Background: The diagnosis of laryngopharyngeal reflux disease (LPRD) mostly uses invasive techniques. Our aim was to carry out a performance study of noninvasive saliva biomarkers in LPRD patients and to investigate clinical utility.
Methods: The saliva of 201 patients with an LPRD diagnosis was prospectively collected using a Salivette® device. Findings were compared with 35 healthy controls using nonparametric statistics. Biomarker cut-offs were determined with receiver operating curves (ROCs).

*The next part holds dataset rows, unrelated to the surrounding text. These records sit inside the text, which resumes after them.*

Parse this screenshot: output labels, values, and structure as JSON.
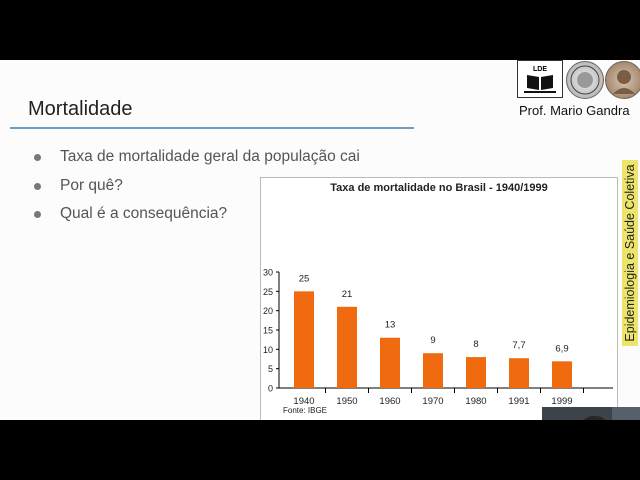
{
  "slide": {
    "title": "Mortalidade",
    "author": "Prof. Mario Gandra",
    "vertical_tag": "Epidemiologia e Saúde Coletiva",
    "logo_lde_text": "LDE",
    "bullets": [
      "Taxa de mortalidade geral da população cai",
      "Por quê?",
      "Qual é a consequência?"
    ]
  },
  "chart_data": {
    "type": "bar",
    "title": "Taxa de mortalidade no Brasil - 1940/1999",
    "categories": [
      "1940",
      "1950",
      "1960",
      "1970",
      "1980",
      "1991",
      "1999"
    ],
    "values": [
      25,
      21,
      13,
      9,
      8,
      7.7,
      6.9
    ],
    "value_labels": [
      "25",
      "21",
      "13",
      "9",
      "8",
      "7,7",
      "6,9"
    ],
    "ylim": [
      0,
      30
    ],
    "yticks": [
      0,
      5,
      10,
      15,
      20,
      25,
      30
    ],
    "bar_color": "#f06a10",
    "grid": false,
    "source": "Fonte: IBGE"
  },
  "colors": {
    "accent_rule": "#6b9ec4",
    "tag_background": "#ede56a"
  }
}
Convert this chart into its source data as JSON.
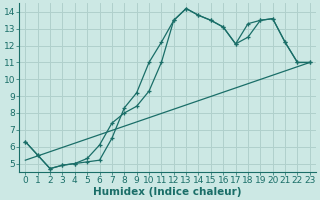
{
  "title": "",
  "xlabel": "Humidex (Indice chaleur)",
  "bg_color": "#cce8e4",
  "grid_color": "#b0d0cc",
  "line_color": "#1a6e68",
  "xlim": [
    -0.5,
    23.5
  ],
  "ylim": [
    4.5,
    14.5
  ],
  "xticks": [
    0,
    1,
    2,
    3,
    4,
    5,
    6,
    7,
    8,
    9,
    10,
    11,
    12,
    13,
    14,
    15,
    16,
    17,
    18,
    19,
    20,
    21,
    22,
    23
  ],
  "yticks": [
    5,
    6,
    7,
    8,
    9,
    10,
    11,
    12,
    13,
    14
  ],
  "line1_x": [
    0,
    1,
    2,
    3,
    4,
    5,
    6,
    7,
    8,
    9,
    10,
    11,
    12,
    13,
    14,
    15,
    16,
    17,
    18,
    19,
    20,
    21,
    22,
    23
  ],
  "line1_y": [
    6.3,
    5.5,
    4.7,
    4.9,
    5.0,
    5.1,
    5.2,
    6.5,
    8.3,
    9.2,
    11.0,
    12.2,
    13.5,
    14.2,
    13.8,
    13.5,
    13.1,
    12.1,
    13.3,
    13.5,
    13.6,
    12.2,
    11.0,
    11.0
  ],
  "line2_x": [
    0,
    1,
    2,
    3,
    4,
    5,
    6,
    7,
    8,
    9,
    10,
    11,
    12,
    13,
    14,
    15,
    16,
    17,
    18,
    19,
    20,
    21,
    22,
    23
  ],
  "line2_y": [
    6.3,
    5.5,
    4.7,
    4.9,
    5.0,
    5.3,
    6.1,
    7.4,
    8.0,
    8.4,
    9.3,
    11.0,
    13.5,
    14.2,
    13.8,
    13.5,
    13.1,
    12.1,
    12.5,
    13.5,
    13.6,
    12.2,
    11.0,
    11.0
  ],
  "line3_x": [
    0,
    23
  ],
  "line3_y": [
    5.2,
    11.0
  ],
  "tick_fontsize": 6.5,
  "xlabel_fontsize": 7.5
}
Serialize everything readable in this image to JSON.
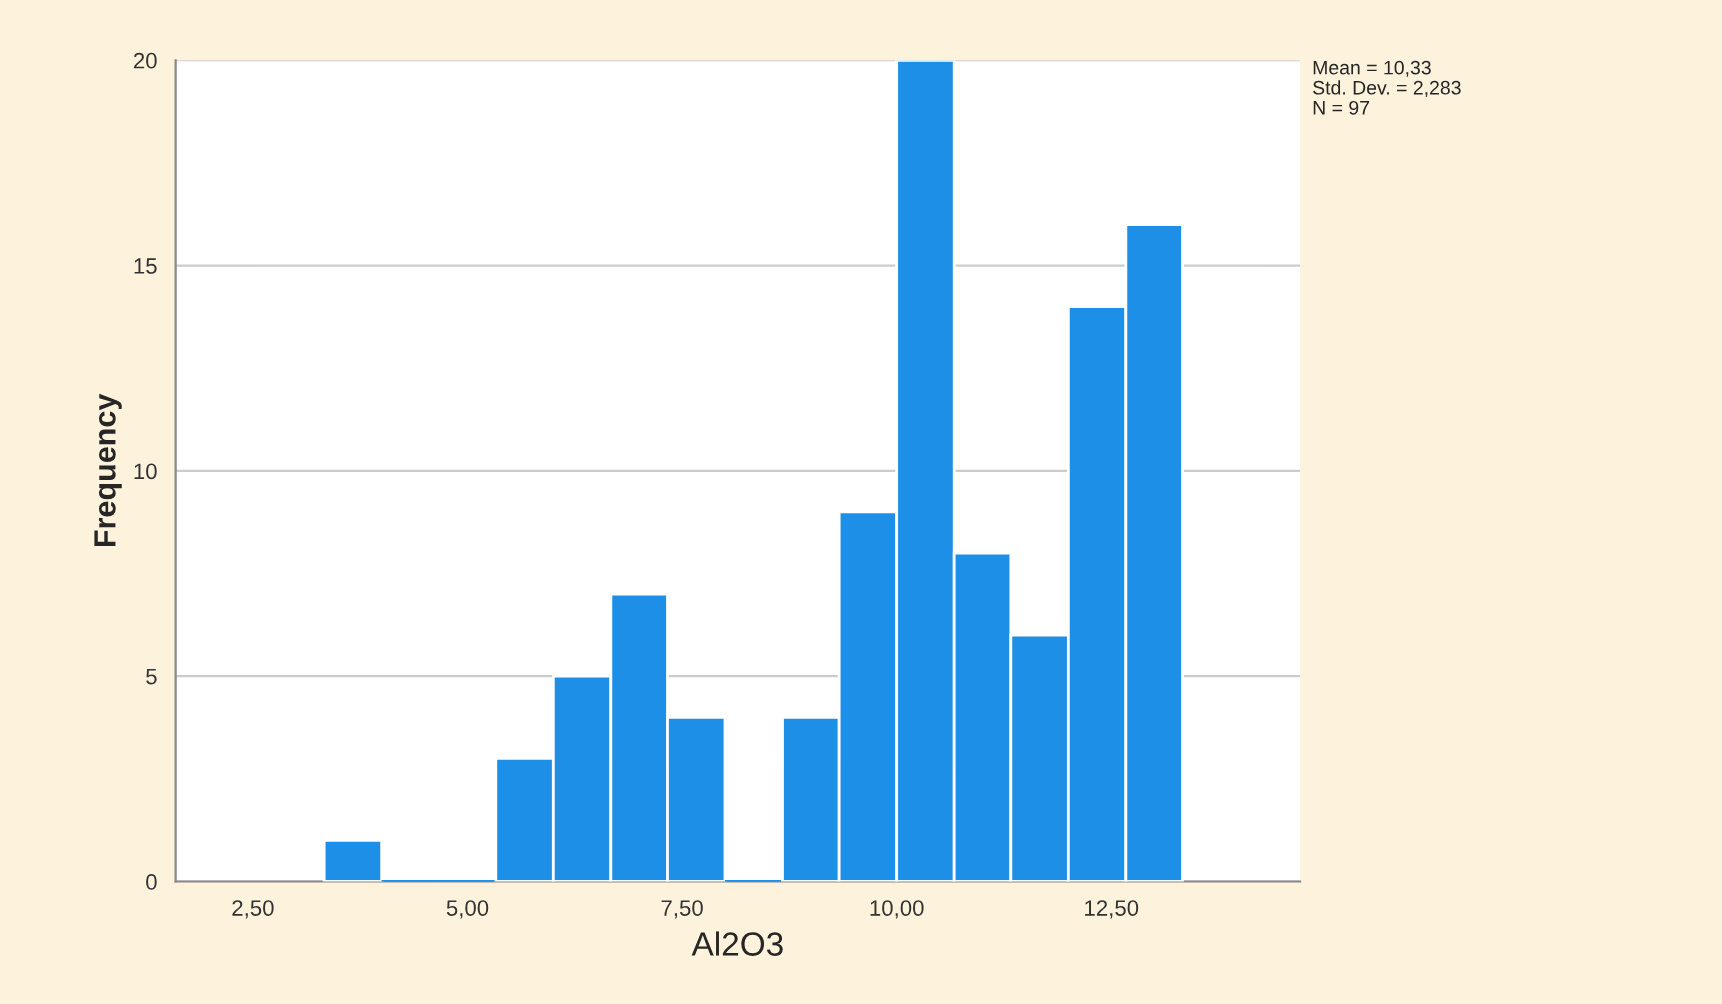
{
  "chart_data": {
    "type": "histogram",
    "xlabel": "Al2O3",
    "ylabel": "Frequency",
    "bins": [
      3.33,
      4.0,
      4.67,
      5.33,
      6.0,
      6.67,
      7.33,
      8.0,
      8.67,
      9.33,
      10.0,
      10.67,
      11.33,
      12.0,
      12.67,
      13.33
    ],
    "values": [
      1,
      0,
      0,
      3,
      5,
      7,
      4,
      0,
      4,
      9,
      20,
      8,
      6,
      14,
      16
    ],
    "color": "#1e8fe6",
    "xlim": [
      1.6,
      14.7
    ],
    "xticks": [
      {
        "value": 2.5,
        "label": "2,50"
      },
      {
        "value": 5,
        "label": "5,00"
      },
      {
        "value": 7.5,
        "label": "7,50"
      },
      {
        "value": 10,
        "label": "10,00"
      },
      {
        "value": 12.5,
        "label": "12,50"
      }
    ],
    "ylim": [
      0,
      20
    ],
    "yticks": [
      0,
      5,
      10,
      15,
      20
    ],
    "grid": "y",
    "annotations": [
      "Mean = 10,33",
      "Std. Dev. = 2,283",
      "N = 97"
    ]
  }
}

Results: The analytical performance study indicated satisfactory performance against biological acceptability goals for bias, imprecision, and total allowable error. The limit of detection (LOD) was evaluated for all biomarkers in the saliva matrix. Results fell within the analytical measurement range for salivary elastase, trypsin, and pH and close to the LOD for cholesterol. The clinical study reported significantly higher salivary pH and elastase and lower cholesterol in LPRD compared to controls (P < 0.05), while salivary trypsin did not differ significantly. Diagnostic cut-offs determined with ROC were salivary elastase >49 µg/mL, salivary pH >7.6, and salivary cholesterol <2.1 mg/dL (<0.054 mmol/L). The combination of salivary elastase with cholesterol gave a positive predictive value of 93% and a negative predictive value of 100% for the diagnosis of LPRD in this study. Salivary total bilirubin, lipase, and pepsin were mostly undetected.
Conclusions: Noninvasive diagnosis of LPRD is possible, based on a single saliva collection, although our cut-offs should be evaluated in further studies. A reproducible analytical protocol has been obtained. Salivary elastase, cholesterol, and pH show clinical utility for the presence of duodeno-gastric reflux in LPRD patients.